The advanced AI systems at the center of ChatGPT and additional contemporary chatbots can convincingly generate fluent dialogue only because they have been supplied with almost inconceivably large volumes of raw text: books, social media posts, transcribed video; the broader the more effective. Undoubtedly this training data contains truths. But it also inevitably includes fiction, half-truths and false beliefs. When a user sends ChatGPT a message, the base algorithm analyzes it as part of a “context” that encompasses the user’s past dialogues and its earlier answers, integrating it with what’s embedded in its knowledge base to generate a probabilistically plausible reply. This is intensification, not reflection. If the user is incorrect in a certain manner, the model has no way of comprehending that. It reiterates the inaccurate belief, maybe even more effectively or eloquently. Maybe adds an additional detail. This can push an individual toward irrational thinking.

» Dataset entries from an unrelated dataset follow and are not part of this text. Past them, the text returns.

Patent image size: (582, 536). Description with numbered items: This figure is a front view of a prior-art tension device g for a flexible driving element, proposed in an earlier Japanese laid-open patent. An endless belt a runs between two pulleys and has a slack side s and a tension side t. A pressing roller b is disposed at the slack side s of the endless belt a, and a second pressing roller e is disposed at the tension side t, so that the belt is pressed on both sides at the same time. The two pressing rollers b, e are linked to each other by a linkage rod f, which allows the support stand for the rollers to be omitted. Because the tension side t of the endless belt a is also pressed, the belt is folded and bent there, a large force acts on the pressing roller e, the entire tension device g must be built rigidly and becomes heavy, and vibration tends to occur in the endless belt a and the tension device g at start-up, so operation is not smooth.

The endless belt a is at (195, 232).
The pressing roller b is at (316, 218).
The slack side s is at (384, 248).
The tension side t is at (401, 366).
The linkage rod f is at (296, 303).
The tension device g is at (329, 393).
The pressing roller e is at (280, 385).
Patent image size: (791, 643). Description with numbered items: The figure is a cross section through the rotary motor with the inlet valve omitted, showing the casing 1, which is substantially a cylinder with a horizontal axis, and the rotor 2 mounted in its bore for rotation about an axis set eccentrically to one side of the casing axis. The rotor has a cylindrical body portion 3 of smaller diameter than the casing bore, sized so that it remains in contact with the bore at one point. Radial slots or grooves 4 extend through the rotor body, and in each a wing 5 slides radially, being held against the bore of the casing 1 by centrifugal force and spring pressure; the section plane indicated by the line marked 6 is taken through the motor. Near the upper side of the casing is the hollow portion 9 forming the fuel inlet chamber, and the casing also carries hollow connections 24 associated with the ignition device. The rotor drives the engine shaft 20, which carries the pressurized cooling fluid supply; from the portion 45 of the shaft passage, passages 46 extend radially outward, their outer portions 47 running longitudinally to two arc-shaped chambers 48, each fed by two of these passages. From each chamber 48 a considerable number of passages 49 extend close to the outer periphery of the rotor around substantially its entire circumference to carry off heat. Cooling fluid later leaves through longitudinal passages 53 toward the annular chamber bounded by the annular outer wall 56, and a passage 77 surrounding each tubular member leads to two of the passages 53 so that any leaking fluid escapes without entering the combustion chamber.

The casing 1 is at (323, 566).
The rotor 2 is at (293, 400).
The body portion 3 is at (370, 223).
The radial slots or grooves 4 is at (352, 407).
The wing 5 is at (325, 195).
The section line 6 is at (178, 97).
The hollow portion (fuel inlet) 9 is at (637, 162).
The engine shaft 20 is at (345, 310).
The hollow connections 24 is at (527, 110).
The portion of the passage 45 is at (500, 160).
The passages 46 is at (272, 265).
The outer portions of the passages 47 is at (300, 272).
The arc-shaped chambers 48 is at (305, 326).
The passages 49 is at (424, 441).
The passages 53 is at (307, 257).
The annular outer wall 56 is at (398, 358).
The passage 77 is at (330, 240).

Who is vulnerable here? The better question is, who isn’t? All of us, without considering whether we “possess” existing “emotional disorders”, can and do form incorrect beliefs of who we are or the world. The continuous exchange of discussions with others is what keeps us oriented to shared understanding. ChatGPT is not a person. It is not a friend. A conversation with it is not truly a discussion, but a reinforcement cycle in which much of what we communicate is enthusiastically validated.

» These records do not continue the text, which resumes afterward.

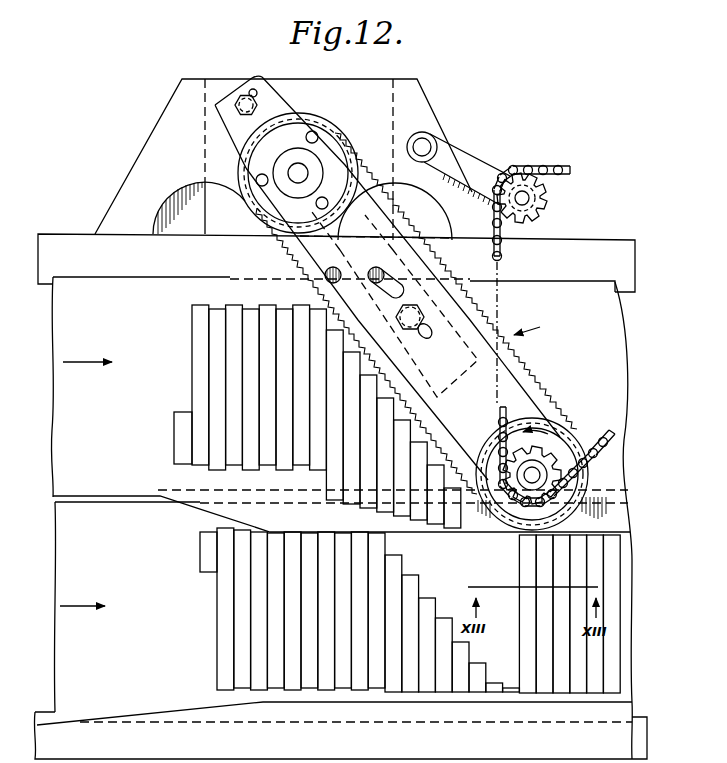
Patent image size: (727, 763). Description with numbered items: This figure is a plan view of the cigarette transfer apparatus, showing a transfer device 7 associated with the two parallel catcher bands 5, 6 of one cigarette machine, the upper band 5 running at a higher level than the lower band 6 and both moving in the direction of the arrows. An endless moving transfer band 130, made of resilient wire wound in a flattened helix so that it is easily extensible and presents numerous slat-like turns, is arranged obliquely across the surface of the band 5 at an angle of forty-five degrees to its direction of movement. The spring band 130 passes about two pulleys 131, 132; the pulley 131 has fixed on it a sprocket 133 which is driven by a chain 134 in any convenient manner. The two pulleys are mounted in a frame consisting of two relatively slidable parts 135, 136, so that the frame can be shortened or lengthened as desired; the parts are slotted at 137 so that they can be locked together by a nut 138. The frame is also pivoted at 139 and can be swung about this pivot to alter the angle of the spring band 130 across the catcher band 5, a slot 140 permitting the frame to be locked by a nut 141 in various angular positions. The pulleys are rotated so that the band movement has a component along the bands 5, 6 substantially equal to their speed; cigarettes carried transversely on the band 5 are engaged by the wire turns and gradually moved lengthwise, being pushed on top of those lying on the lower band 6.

The transfer band 130 is at (304, 281).
The pulley 131 is at (587, 487).
The pulley 132 is at (258, 209).
The sprocket 133 is at (540, 440).
The chain 134 is at (603, 440).
The frame part 135 is at (478, 395).
The frame part 136 is at (352, 210).
The slot 137 is at (397, 290).
The nut 138 is at (425, 339).
The pivot 139 is at (258, 93).
The slot 140 is at (253, 90).
The nut 141 is at (215, 105).
The catcher band 5 is at (94, 386).
The catcher band 6 is at (107, 618).
The transfer device 7 is at (527, 335).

OpenAI has admitted this in the identical manner Altman has recognized “psychological issues”: by placing it outside, assigning it a term, and declaring it solved. In April, the firm clarified that it was “addressing” ChatGPT’s “overly supportive behavior”. But reports of loss of reality have kept occurring, and Altman has been retreating from this position. In late summer he asserted that numerous individuals liked ChatGPT’s replies because they had “lacked anyone in their life be supportive of them”. In his latest statement, he mentioned that OpenAI would “launch a new version of ChatGPT … if you want your ChatGPT to respond in a highly personable manner, or include numerous symbols, or act like a friend, ChatGPT ought to comply”. The {company

Lawrence Schmitt
Lawrence Schmitt

Fashion enthusiast and luxury brand expert with a passion for haute couture and timeless style.